Бежавшие турки бросили весь обоз и всё тяжёлое вооружение. Это досталось русским и было передано для укрепления Чигиринского гарнизона.
Самойлович, как и обещал гонцу московскому, тут же сел за письмо великому государю. Поделившись радостью победы, гетман писал:
«...Нужен твой указ, великий государь, укрепить Чигирин ратными людьми и хлебными запасами озапасить, точно так же, как и Киев. Да послал бы ты туда боярина с государевыми ратными людьми. Я на своих людей не надёжен и Чигирин один не смогу удержать. А Чигирин покинуть нельзя, потому что всей Украине он защита и оборона добрая».
Хотел уж Иван Самойлович подпись свою поставить, но, подумав, приписал:
«А кошевой Иван Серко к пресветлому престолу вашему государскому и ко мне нежелателен, потому что перед Чигиринским походом помирился с ханом и турками, во время войны никакой нам помощи не дал, и когда хан бежал через Днепр вплавь с ордами, не бил его, а велел казакам перевозить татар в челнах».
Дописав эти строки, ничего в них не выдумав, гетман был твёрдо уверен, что этим письмом окончательно добил своего недруга кошевого Ивана Серко.
«Уж теперь-то, голубчик, государева гнева не минуешь. Как бы за Многогрешным в Сибирь не покатился. Давно пора! Ох давно! Получилось с Рославцом, почему бы не получиться тому с Серко».
Глава 20
НЕ ДОРОЖЕ САМОЙ УКРАИНЫ
В Думе сообщение о победе над турками под Чигирином вызвало приятное оживление.

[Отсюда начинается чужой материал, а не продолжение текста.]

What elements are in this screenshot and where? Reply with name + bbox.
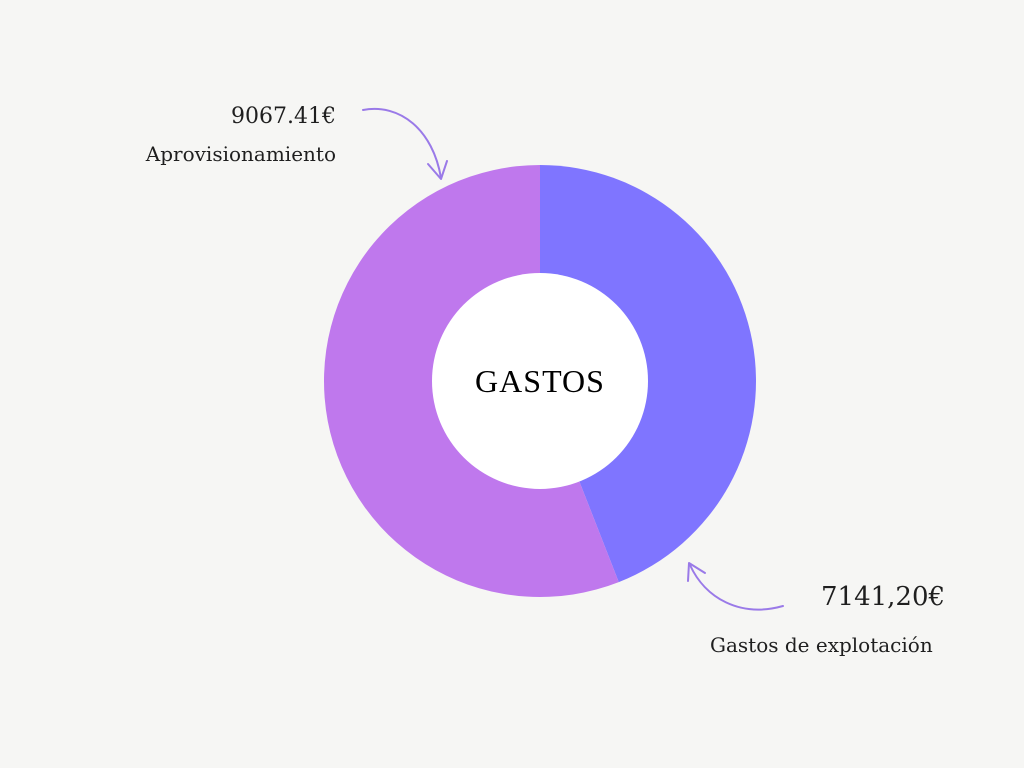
slice-value-label-gastos-explotacion: 7141,20€ [821, 582, 946, 612]
donut-hole [432, 273, 648, 489]
slice-name-label-aprovisionamiento: Aprovisionamiento [145, 142, 336, 166]
slice-value-label-aprovisionamiento: 9067.41€ [231, 104, 336, 129]
donut-slice-gastos-explotacion [540, 165, 756, 583]
chart-title: GASTOS [475, 363, 605, 399]
arrow-icon-gastos-explotacion [687, 562, 784, 611]
arrow-icon-aprovisionamiento [362, 107, 448, 180]
slice-name-label-gastos-explotacion: Gastos de explotación [710, 633, 933, 657]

— Вот так бы всякий раз, — радовался Хованский, в жизни своей на бранном поле терпевший неудачи. — Бить, бить поганское войско. Хвала князю и гетману.
— Им-то хвала, а вот что с Серко делать, — сказал князь Долгорукий.
— С Серко надо поступить как с изменником, смерти предать.
— Нет! — возразил государь. — Не надо забывать, что кошевой Серко — воин заслуженный и народом избранный. А в том, что он с турками в согласие вступил, мы сами отчасти виноваты. Мы же Сечь только на словах поддерживали. Послали однажды жалованье, и то крохи, курам на смех. Разве не верно?
— Верно, государь, — вздохнул Одоевский. — Но откуда ж денег взять столько?
— Но вон султан нашёл для этого тридцать тысяч. И пленных у Сечи выкупил за золото.
— А как же быть с гетманской жалобой? Из письма ясно, что он ждёт наказания кошевому.
— Мало ли чего хочет Самойлович, а нам надо помирить их, — сказал твёрдо государь. — Сечь и так к нам слабо привязана, а если мы ещё поддержим ссору гетмана с кошевым, что будет? А? Сами толкнём её на союз с ханом или Польшей. Сами. Что молчишь, Матвей Васильевич, разве я не прав?
— Что ты, государь, — отозвался сразу Апраксин. — Конечно же, прав. Надо только для такого дела послать очень дипломатичного человека.
Царь взглянул на думного дьяка Иванова, возглавившего после ссылки Матвеева Посольский приказ.
— Ларион Иванович, слышишь, что Матвей Васильевич советует? Есть у тебя такой человек в Приказе?
— Есть, государь. Это Тяпкин Василий Михайлович. Как в мае воротился из Польши, так доси ничем серьёзным не обременён.
— В передней его нет?
— Нет, государь. Он в Приказе.
— Родион Матвеевич, вели кому там помоложе да на ногу скор позвать к нам Тяпкина.
Тяпкин вскоре явился, запыхавшийся и несколько встревоженный: зачем зван? Но государь встретил его ласковой улыбкой.
— Здравствуй, Василий Михайлович. Во-первых, поздравляю тебя с присвоением звания полковника.
— Спасибо, великий государь. Я весьма польщён.
— Ну, а во-вторых, у нас явилась нужда в человеке, умеющем справляться с тонкими делами. И вот тут бояре едва ль не в один голос заявили: только Тяпкин сможет.
— Спасибо за столь лестную оценку, государь, но мне бы хотелось знать, что это за дело?
— А дело вот в чём! У нас гетмана Самойловича с кошевым Серко мир не берёт. И причины у обоих к неприязни веские. Но нам, вернее, державе нашей сие в великий вред оборачивается. Я напишу гетману письмо об этом, а ты, Василий Михайлович, со своей стороны убеди его, что Серко я смещать не стану. Ни по какой жалобе не стану. Довольно с гетмана того, что мы Дорошенко к себе забрали.
— Но, государь, видно, есть какая-то причина к неприязни. Если меня мирить посылать, то я всё знать должен.